The fifth volume begins a new phase of OCTOPUS. Like many others, the recent
meltdown of global and national financial markets-- and its specific and specifically
problematic effect on institutions of higher learning-- has forced us to reevaluate the
economics of a journal supported exclusively by grants and volunteer effort. The
expansion of digital media, and their capacity to entertain video and audio input, means
that it is time for us to shift away from a paper-based journal to one composed of bits
and bytes.
It is in the spirit, then, of change and renewal-- but also of seeing precisely where we
have been-- that we now seek to publish papers in volume five of OCTOPUS dealing
with the ways that visual studies has, since its first articulations nearly twenty years ago,
altered the way visual media are understood in relation to social, political, aesthetic, and
cultural production. In short, itʼs time to re-fashion our journal for the next decade; a
decade in which we anticipate change for our discipline: innovation that is founded on a
continued respect for our origins.
How have our historical models developed under the influence of a wide variety of
methods that share only, perhaps, their interest in vision and visuality? We might
conceive of visual studies as questions of form, vision, materiality, and object-status and
how they are linked to historical and theoretical disciplines including art history, film and
media studies, the study of vision in science and technology, and visual anthropology.
Our goal: to enable a critical appraisal of the work of seeing in an age of broad and
often invisible mediation, allowing us to think about the visible and invisible, the
sonorous and silent, as cultural and social processes. What, then, do our objects of
attention disclose about the past of our sight (or, our sited past), and its possible future?
Finally: to what extent do the artifacts left visible for our study enable a process of
historical analysis into the ways that subjects are made, destroyed, and remade along
axes of vision?
We ask these questions at a particularly potent discursive moment. After nearly twenty
years of debate, scholars have finally come to no conclusive set of principles from which
visual studies must derive its formal logic.
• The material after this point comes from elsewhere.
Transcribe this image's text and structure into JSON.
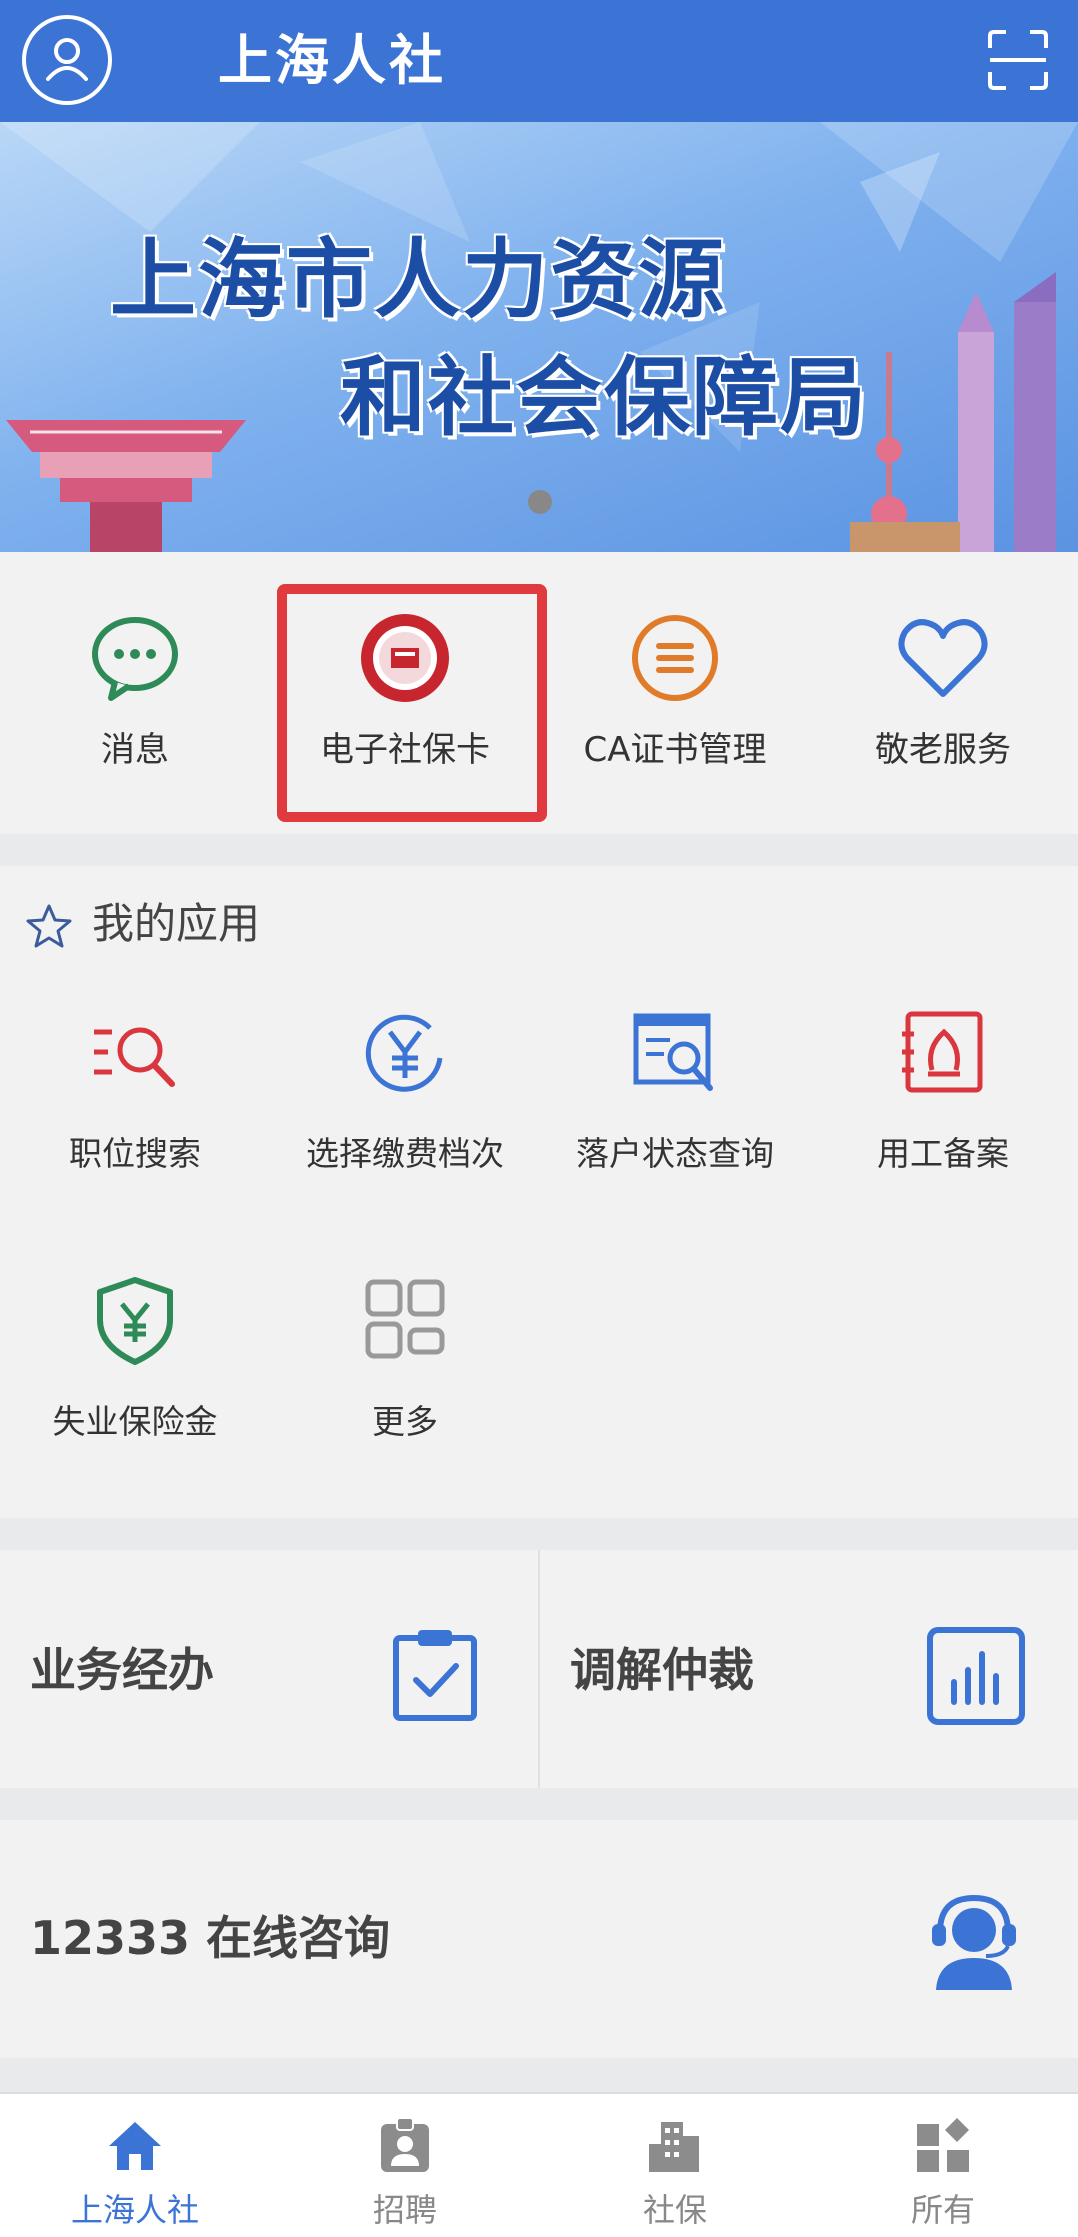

We have also, it appears, worked against
delimiting a canon of discreet visual objects to which visual studies might look for
credibility and security and over which its analytical models reign.
We would like to see what Visual Studies looks like now. We look forward to
submissions that will address this topic in its wide-ranging iterations. Some brief
possibilities include:
Visual culture and visual studies in 2009, disciplinarity and the era, the ways in which
disciplines mark time
(Inter)Disciplinarity in the arts, historiography of visual studies, emergent disciplines, the
canonization (or lack thereof) of visual culture
Processes of review and redress, the position of looking forwards and backwards;
Janus myths, images, and cultural reincarnations, re-fashionings and re-use
Recession, the economies of images, the economics of the academy; the intersections
of recession mentality
Science, technology, and the shifting visual rhetoric and politics of digitalized
scholarship; digital publishing in the academy
The above are broad suggestions. We hope to receive submissions that work through
these topics, or the questions interspersed throughout, in a visual studies methodology.
Paper submissions of 1,250 and 2,500 words will be accepted beginning October 12th,
until December 4th, 2009. Please submit papers to octopusjournal@gmail.com At this
time articles will be sent to peer review. Authors whose papers we can publish will be
notified by January 11th. We look forward to reading your submissions and to sharing
the work of graduate students and junior faculty with a broad and engaged audience.